G7 ve AB’nin Rus petrolüne tavan fiyatı sınırlaması 5 Aralık’ta yürürlüğe girerken, Suudi Arabistan ve Rusya’nın liderliğindeki OPEC+ ülkeleri ise üretimi azaltma uygulamasını sürdürme kararı aldı. Konuyu Sputnik’e değerlendiren enerji uzmanı Karbuz, “Avrupa Birliği içinde bulunduğu enerji krizini derinleştirmek için elinden geleni yapıyor” dedi.
2020’de Rus petrolünün enerji dengesindeki payı yüzde 30‘un üzerinde olan Avrupa Birliği, kıtada enerji krizine neden olmasına rağmen Moskova’ya yönelik yaptırım kararları almaya devam ediyor. Son olarak G7 ülkeleri, Avustralya ve AB’nin de içinde bulunduğu ülkeler, Rus petrolüne varil başına 60 ABD doları fiyat sınırı koydu. Buna göre 5 Aralık itibarıyla Moskova’ya yaptırım uygulamayan ülkelerin 60 dolar üzerindeki Rus petrolünün nakledilmesine ve sigorta kapsamına alınmasına yasak getirildi.
8. yaptırım paketinde deniz yoluyla taşınan Rus petrolünün alımını yasaklayan AB, bu kararını da 5 Şubat 2023‘ten itibaren uygulayacak. Fakat Hindistan ve Çin gibi fiyat sınırlamasına uymayacağını açıklayan ülkeler de var. AB’ye üye ülkelerden Bulgaristan ve Hırvatistan ise biri 2024, diğeri 2023’ün sonuna kadar olmak üzere Rus petrol ve petrol ürünlerini deniz yoluyla almaya devam edecek. Batı’nın fiyat sınırı getirmesi kararının hemen ardından küresel enerji piyasanın sarsılacağına dair eleştiriler de geldi.

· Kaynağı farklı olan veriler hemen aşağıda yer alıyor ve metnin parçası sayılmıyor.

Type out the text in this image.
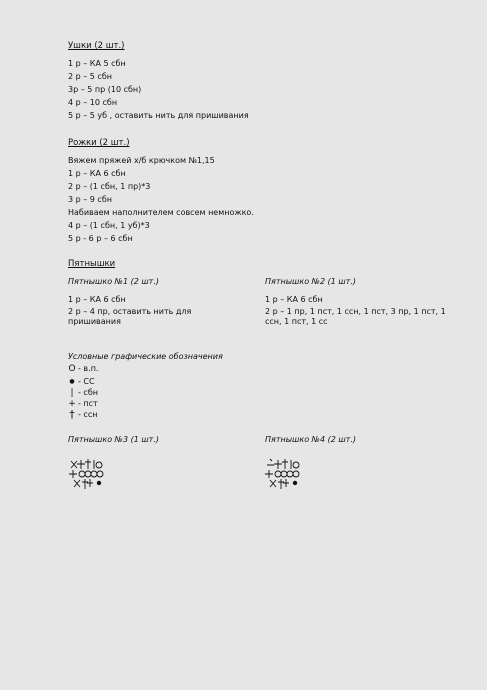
Ушки (2 шт.)
1 р – КА 5 сбн
2 р – 5 сбн
3р – 5 пр (10 сбн)
4 р – 10 сбн
5 р – 5 уб , оставить нить для пришивания
Рожки (2 шт.)
Вяжем пряжей х/б крючком №1,15
1 р – КА 6 сбн
2 р – (1 сбн, 1 пр)*3
3 р – 9 сбн
Набиваем наполнителем совсем немножко.
4 р – (1 сбн, 1 уб)*3
5 р - 6 р – 6 сбн
Пятнышки
Пятнышко №1 (2 шт.)
1 р – КА 6 сбн
2 р – 4 пр, оставить нить для пришивания
Пятнышко №2 (1 шт.)
1 р – КА 6 сбн
2 р – 1 пр, 1 пст, 1 ссн, 1 пст, 3 пр, 1 пст, 1 ссн, 1 пст, 1 сс
Условные графические обозначения
O - в.п.
● - СС
| - сбн
+ - пст
† - ссн
Пятнышко №3 (1 шт.)	Пятнышко №4 (2 шт.)
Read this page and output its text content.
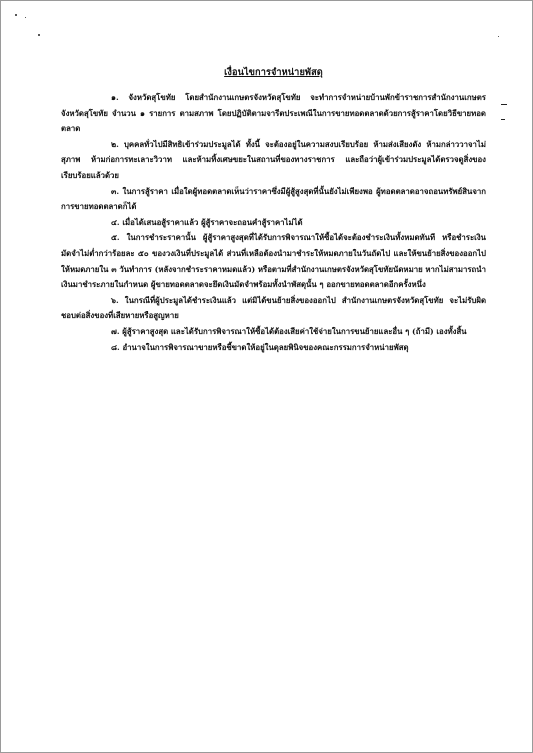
เงื่อนไขการจำหน่ายพัสดุ

๑. จังหวัดสุโขทัย โดยสำนักงานเกษตรจังหวัดสุโขทัย จะทำการจำหน่ายบ้านพักข้าราชการสำนักงานเกษตรจังหวัดสุโขทัย จำนวน ๑ รายการ ตามสภาพ โดยปฏิบัติตามจารีตประเพณีในการขายทอดตลาดด้วยการสู้ราคาโดยวิธีขายทอดตลาด

๒. บุคคลทั่วไปมีสิทธิเข้าร่วมประมูลได้ ทั้งนี้ จะต้องอยู่ในความสงบเรียบร้อย ห้ามส่งเสียงดัง ห้ามกล่าววาจาไม่สุภาพ ห้ามก่อการทะเลาะวิวาท และห้ามทิ้งเศษขยะในสถานที่ของทางราชการ และถือว่าผู้เข้าร่วมประมูลได้ตรวจดูสิ่งของเรียบร้อยแล้วด้วย

๓. ในการสู้ราคา เมื่อใดผู้ทอดตลาดเห็นว่าราคาซึ่งมีผู้สู้สูงสุดที่นั้นยังไม่เพียงพอ ผู้ทอดตลาดอาจถอนทรัพย์สินจากการขายทอดตลาดก็ได้

๔. เมื่อได้เสนอสู้ราคาแล้ว ผู้สู้ราคาจะถอนคำสู้ราคาไม่ได้

๕. ในการชำระราคานั้น ผู้สู้ราคาสูงสุดที่ได้รับการพิจารณาให้ซื้อได้จะต้องชำระเงินทั้งหมดทันที หรือชำระเงินมัดจำไม่ต่ำกว่าร้อยละ ๕๐ ของวงเงินที่ประมูลได้ ส่วนที่เหลือต้องนำมาชำระให้หมดภายในวันถัดไป และให้ขนย้ายสิ่งของออกไปให้หมดภายใน ๓ วันทำการ (หลังจากชำระราคาหมดแล้ว) หรือตามที่สำนักงานเกษตรจังหวัดสุโขทัยนัดหมาย หากไม่สามารถนำเงินมาชำระภายในกำหนด ผู้ขายทอดตลาดจะยึดเงินมัดจำพร้อมทั้งนำพัสดุนั้น ๆ ออกขายทอดตลาดอีกครั้งหนึ่ง

๖. ในกรณีที่ผู้ประมูลได้ชำระเงินแล้ว แต่มิได้ขนย้ายสิ่งของออกไป สำนักงานเกษตรจังหวัดสุโขทัย จะไม่รับผิดชอบต่อสิ่งของที่เสียหายหรือสูญหาย

๗. ผู้สู้ราคาสูงสุด และได้รับการพิจารณาให้ซื้อได้ต้องเสียค่าใช้จ่ายในการขนย้ายและอื่น ๆ (ถ้ามี) เองทั้งสิ้น

๘. อำนาจในการพิจารณาขายหรือชี้ขาดให้อยู่ในดุลยพินิจของคณะกรรมการจำหน่ายพัสดุ
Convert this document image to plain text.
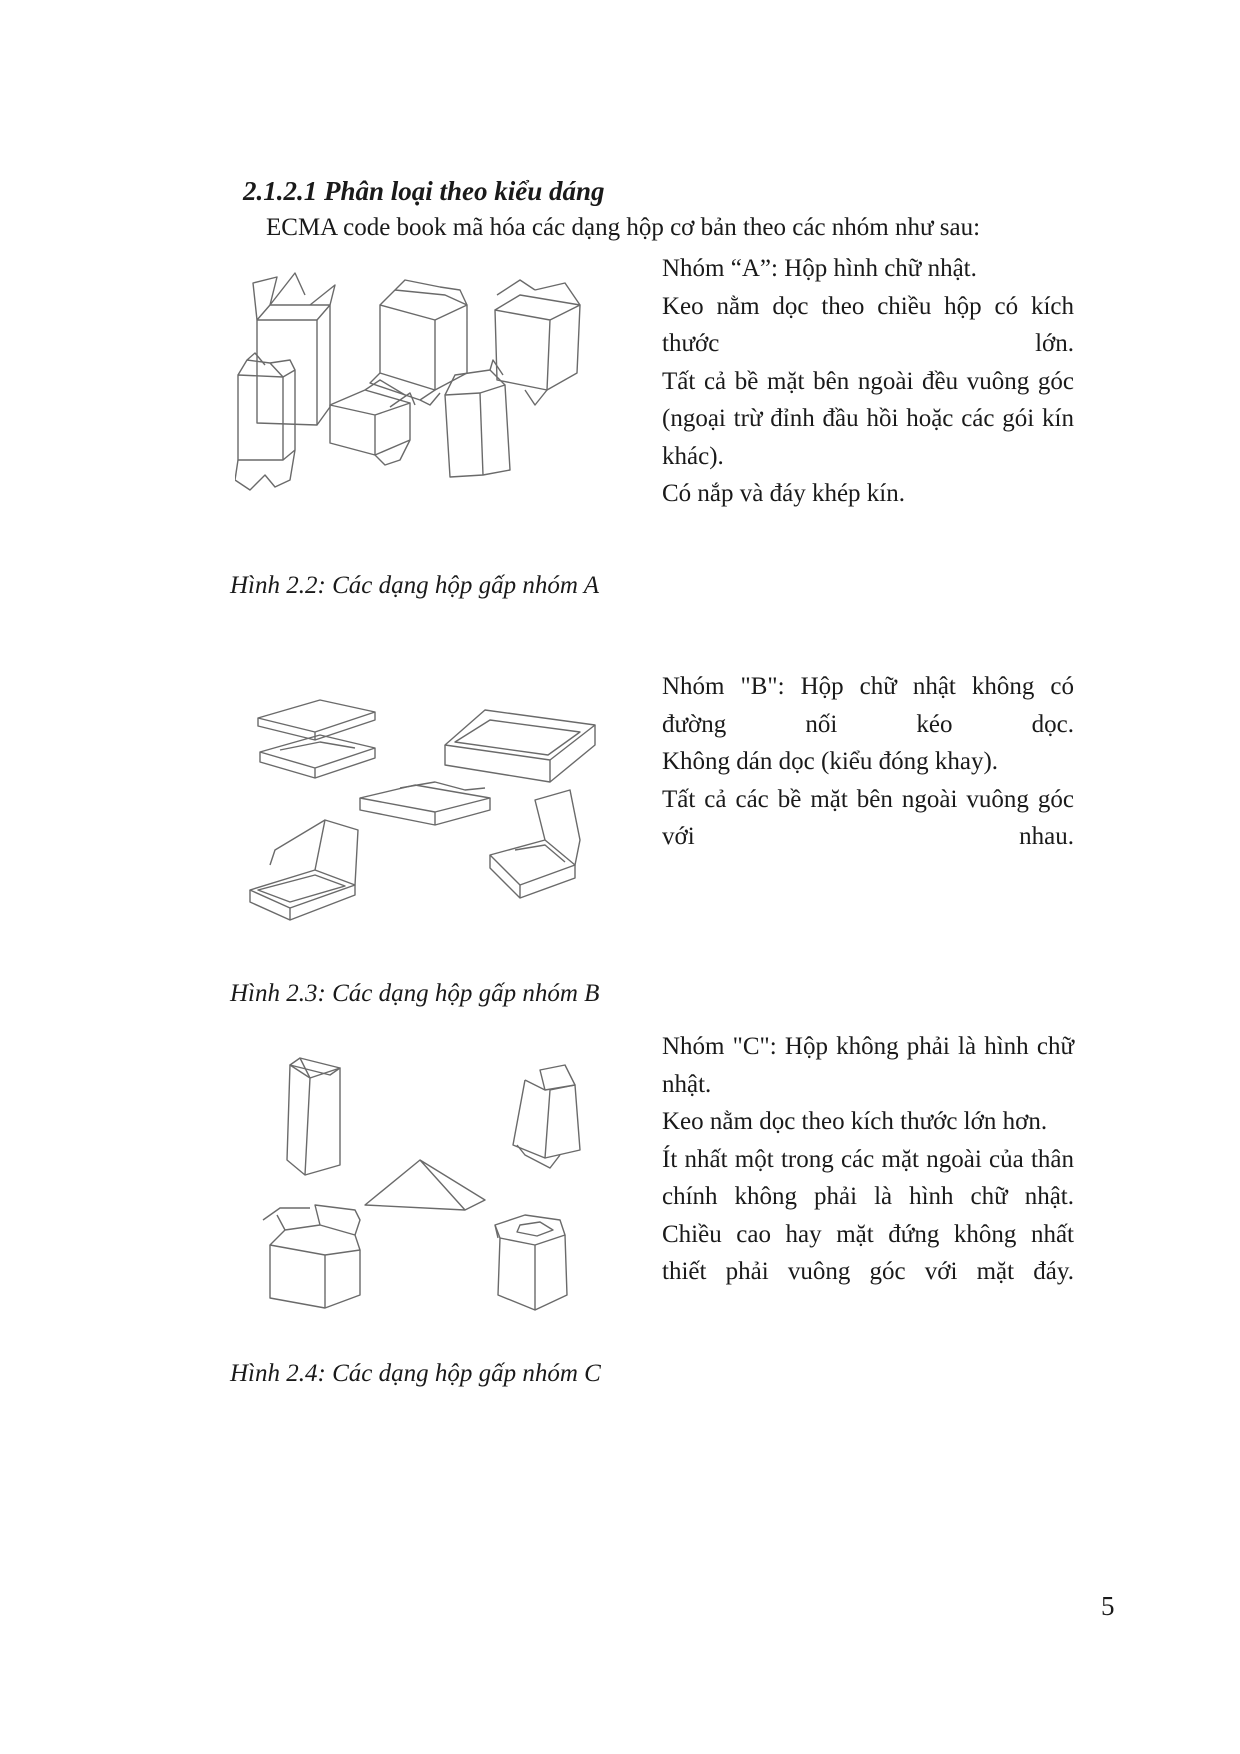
2.1.2.1 Phân loại theo kiểu dáng
ECMA code book mã hóa các dạng hộp cơ bản theo các nhóm như sau:

Nhóm “A”: Hộp hình chữ nhật.

Keo nằm dọc theo chiều hộp có kích thước lớn.

Tất cả bề mặt bên ngoài đều vuông góc (ngoại trừ đỉnh đầu hồi hoặc các gói kín khác).

Có nắp và đáy khép kín.

Hình 2.2: Các dạng hộp gấp nhóm A

Nhóm "B": Hộp chữ nhật không có đường nối kéo dọc.

Không dán dọc (kiểu đóng khay).

Tất cả các bề mặt bên ngoài vuông góc với nhau.

Hình 2.3: Các dạng hộp gấp nhóm B

Nhóm "C": Hộp không phải là hình chữ nhật.

Keo nằm dọc theo kích thước lớn hơn.

Ít nhất một trong các mặt ngoài của thân chính không phải là hình chữ nhật. Chiều cao hay mặt đứng không nhất thiết phải vuông góc với mặt đáy.

Hình 2.4: Các dạng hộp gấp nhóm C
5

Ekonomistler de tavan sınırı konulmasının petrol fiyatlarında keskin bir artışa neden olabileceğinden şüpheli.
Rusya: Yılsonuna kadar tavan fiyattan petrol satılması yasaklanacak
Dünyanın ikinci büyük ham petrol ihracatçısı olan Moskova’nın bu ambargoya tepkisi ise sert oldu. Rusya Başbakan Yardımcısı Aleksandr Novak ambargo hakkında yorumda bulunarak, Rusya’nın üretimi kısmak zorunda kalsa bile petrol fiyatlarına tavan uygulanmasını kabul etmeyeceğini söyledi. Bu tür kısıtlamaların piyasa araçlarına müdahale olduğunu ve Rusya’nın sadece piyasa koşullarında çalışacak ülkelerle işbirliğine hazır olduğunu da sözlerine ekledi. Ayrıca Novak, Rus şirketlerinin tavan fiyat kullanarak petrol ticareti yapmasını yasaklayan mekanizmanın geliştirilmekte olduğunu ve yıl sonundan önce kararın yürürlüğe gireceği uyarısında bulundu. Rusya Dışişleri Bakan Yardımcısı Sergey Ryabkov da, Batılı ülkelerin Rusya’nın her türlü misilleme önlemlerine hazır olması gerektiğini belirtti.
OPEC+ ülkelerinden ‘üretimi azaltma uygulamasını’ sürdürme kararı
5 Aralık’ta tavan fiyatı uygulaması yürürlüğe girmeden hemen bir gün önce ise OPEC+ ülkeleri toplandı. Mevcut petrol üretim kotalarının korunmasına karar veren Suudi Arabistan ve Rusya liderliğindeki OPEC+ ittifakının, 5 Ekim’de aldığı ‘üretimi Kasım’dan itibaren günlük 2 milyon varil azaltma kararını’ sürdürecek. Daha önce bu kararı nedeniyle Suudi Arabistan, ABD yetkilileri tarafından ‘Rusya’nın yanında olmak’ ile suçlanarak ‘ambargolar’ ile tehdit edilmişti. Son toplantının ardından OPEC+ üretimi keserse ‘petrol fiyatı tavanının’ istenen etkiye sahip olmayacağı gündeme gelirken, diğer yandan OPEC+’nın, petrol piyasasındaki istikrarı korumak için üretimde ılımlı bir azalma konusunda ileride fikir birliğine varabileceği de konuşuluyor.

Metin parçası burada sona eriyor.